There would have been letters in the box as well- piles of letters in all shapes and colors of envelopes, some addressed in a business-like hand, others with the penmanship of a young child. I have been writing letters my whole life, and as much as email has simplified and quickened the communication process, I will always love pens, and paper, and envelopes. As time progresses, we will be able to talk to each other more easily. Contacting someone I love will only become faster and simpler. But the slow communication- the time-consuming letter, with enough pause to be able to think between each carefully written word- will still be special to me. The heaps of letters (from and to my grandfather, my fiancé, my middle-school pen pals) would have been in the box, if I hadn’t already passed them on to the next generation with the hope that they would understand the love of thoughtful communication.
Boulder in February.
And of course, my flute would have been there, cushioned on all sides by other possessions. Maybe not a specific instrument, but any of the flutes I’ve owned and played: my mom's dark silver-colored Yamaha from her high-school band days in Florida; an old but well-meaning Armstrong whose low register I loved; an open-holed Emerson bought from a catalog with years of birthday money; a Powell Sonaré that traveled with me through college and into graduate school. It might be my current instrument, a heavy-wall Muramatsu that I met during my master's program. It could be an instrument I haven’t found yet.

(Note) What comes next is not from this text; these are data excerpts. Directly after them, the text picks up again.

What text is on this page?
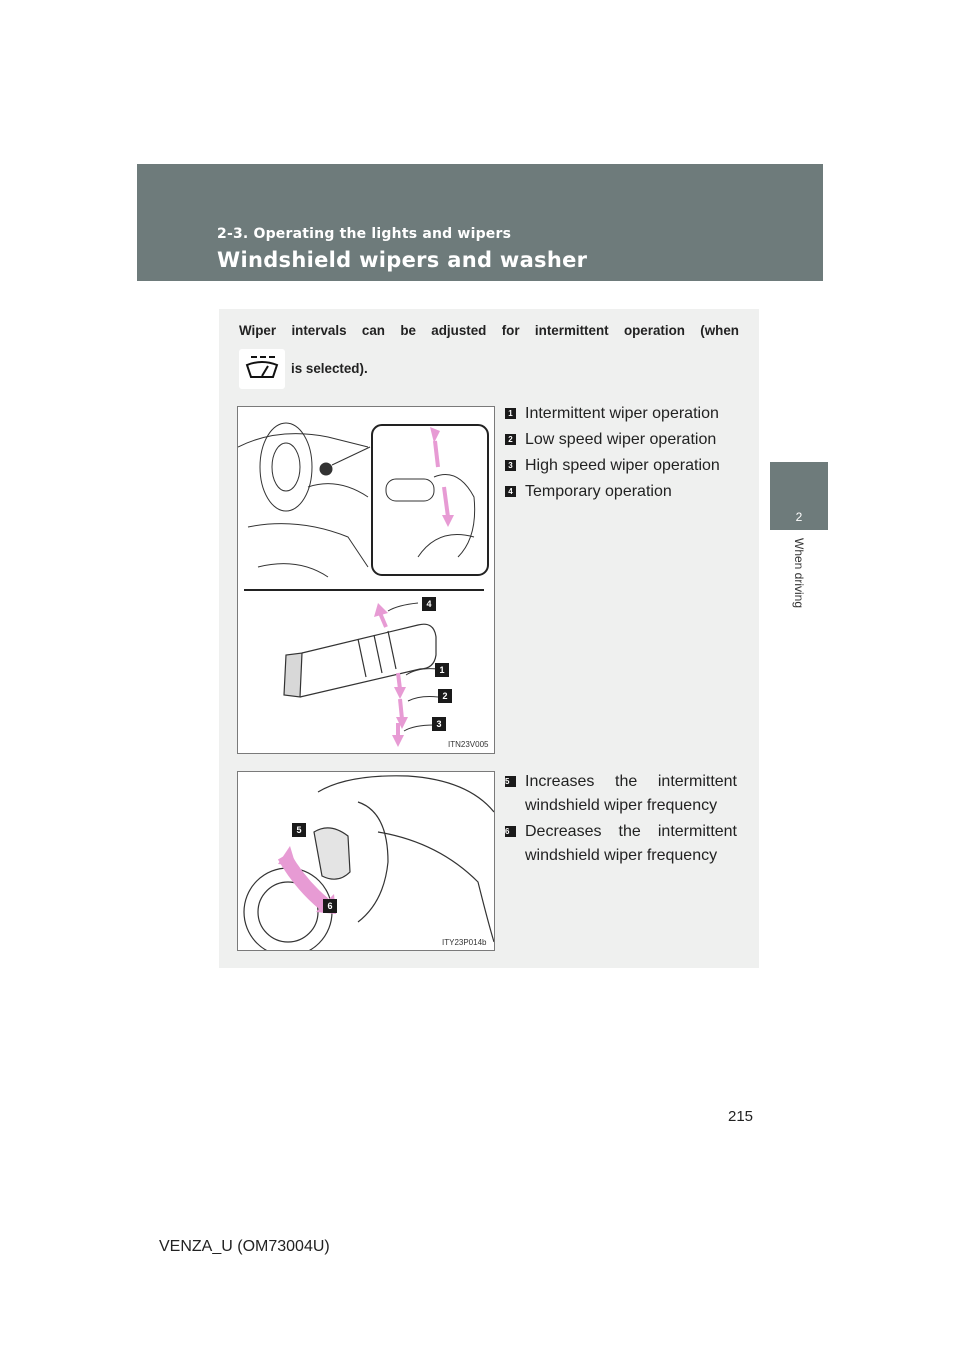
2-3. Operating the lights and wipers
Windshield wipers and washer
2
When driving
Wiper intervals can be adjusted for intermittent operation (when
is selected).
4
1
2
3
ITN23V005
1 Intermittent wiper operation
2 Low speed wiper operation
3 High speed wiper operation
4 Temporary operation
5
6
ITY23P014b
5 Increases the intermittent
windshield wiper frequency
6 Decreases the intermittent
windshield wiper frequency
215
VENZA_U (OM73004U)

It was with the flute that I was able to express my individuality during my middle school years. It was the flute that was alternately a source of frustration and inspiration, a millstone around my neck, and the only goal I wanted to achieve.  The flute was my captor, dragging me to practice rooms late at night, and my companion, helping me sort through the issues of becoming an adult during long recording sessions. The flute would have been in the box because as seasons, friends, classes, colleges, jobs, and zip codes changed, my relationship with my flute remained my longest and most stable.

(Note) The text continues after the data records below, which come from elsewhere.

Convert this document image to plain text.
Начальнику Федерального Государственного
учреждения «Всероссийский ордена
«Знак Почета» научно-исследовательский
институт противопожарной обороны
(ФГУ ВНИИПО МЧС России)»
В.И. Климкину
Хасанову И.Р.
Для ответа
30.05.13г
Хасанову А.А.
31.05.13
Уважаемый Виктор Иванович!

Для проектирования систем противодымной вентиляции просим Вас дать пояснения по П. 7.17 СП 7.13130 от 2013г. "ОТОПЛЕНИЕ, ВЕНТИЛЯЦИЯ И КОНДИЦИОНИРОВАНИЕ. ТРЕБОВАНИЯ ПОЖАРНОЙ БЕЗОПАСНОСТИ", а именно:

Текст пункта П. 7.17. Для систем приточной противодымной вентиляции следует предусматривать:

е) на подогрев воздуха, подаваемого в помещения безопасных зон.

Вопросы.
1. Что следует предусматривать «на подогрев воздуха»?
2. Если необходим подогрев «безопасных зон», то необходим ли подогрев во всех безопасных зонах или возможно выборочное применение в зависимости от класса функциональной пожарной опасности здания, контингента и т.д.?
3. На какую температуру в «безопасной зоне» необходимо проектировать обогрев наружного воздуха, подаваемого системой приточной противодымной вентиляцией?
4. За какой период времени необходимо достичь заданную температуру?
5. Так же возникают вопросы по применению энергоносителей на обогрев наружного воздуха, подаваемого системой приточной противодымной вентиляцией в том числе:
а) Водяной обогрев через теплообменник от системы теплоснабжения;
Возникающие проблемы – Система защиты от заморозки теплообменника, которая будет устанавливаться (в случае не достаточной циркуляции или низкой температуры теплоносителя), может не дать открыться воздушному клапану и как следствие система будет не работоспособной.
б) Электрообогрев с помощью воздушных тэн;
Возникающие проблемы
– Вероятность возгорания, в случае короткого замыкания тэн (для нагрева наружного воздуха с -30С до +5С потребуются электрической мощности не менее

But the flute isn’t in the box either. The flute, like my yoga mat and collection of letters, won’t do any good in a box, waiting to be discovered.
I learned about Apāna (the act of letting go of things, from the body and from the self) on the yoga mat, but it applies equally well to letter-writing and music-making. When we write letters, we send a piece of our thoughts off into the world, and we may never get it back. When we play music, what we play might not be heard or understood; when we play flute, we may never completely recover the energy that we physically exhale into the instrument. Apāna is not the easiest concept to grasp; I feel that I have to re-learn it every day, but it is necessary. We send out things from ourselves because we have to, because it's healthy, and important, and scary, and makes life worthwhile. We risk giving because the greatest achievements are the riskiest. 
Seattle in March.
So it’s because of Apāna that I would let my time capsule sit empty, and instead let my most valuable possessions go to those who can continue to practice, whether their practice is yoga, penmanship, or music. And I hope that when my distant relatives open an empty box, they would be comforted by the knowledge that their world is a richer place because we pass things – like music – along, and are careful not to store them in a box.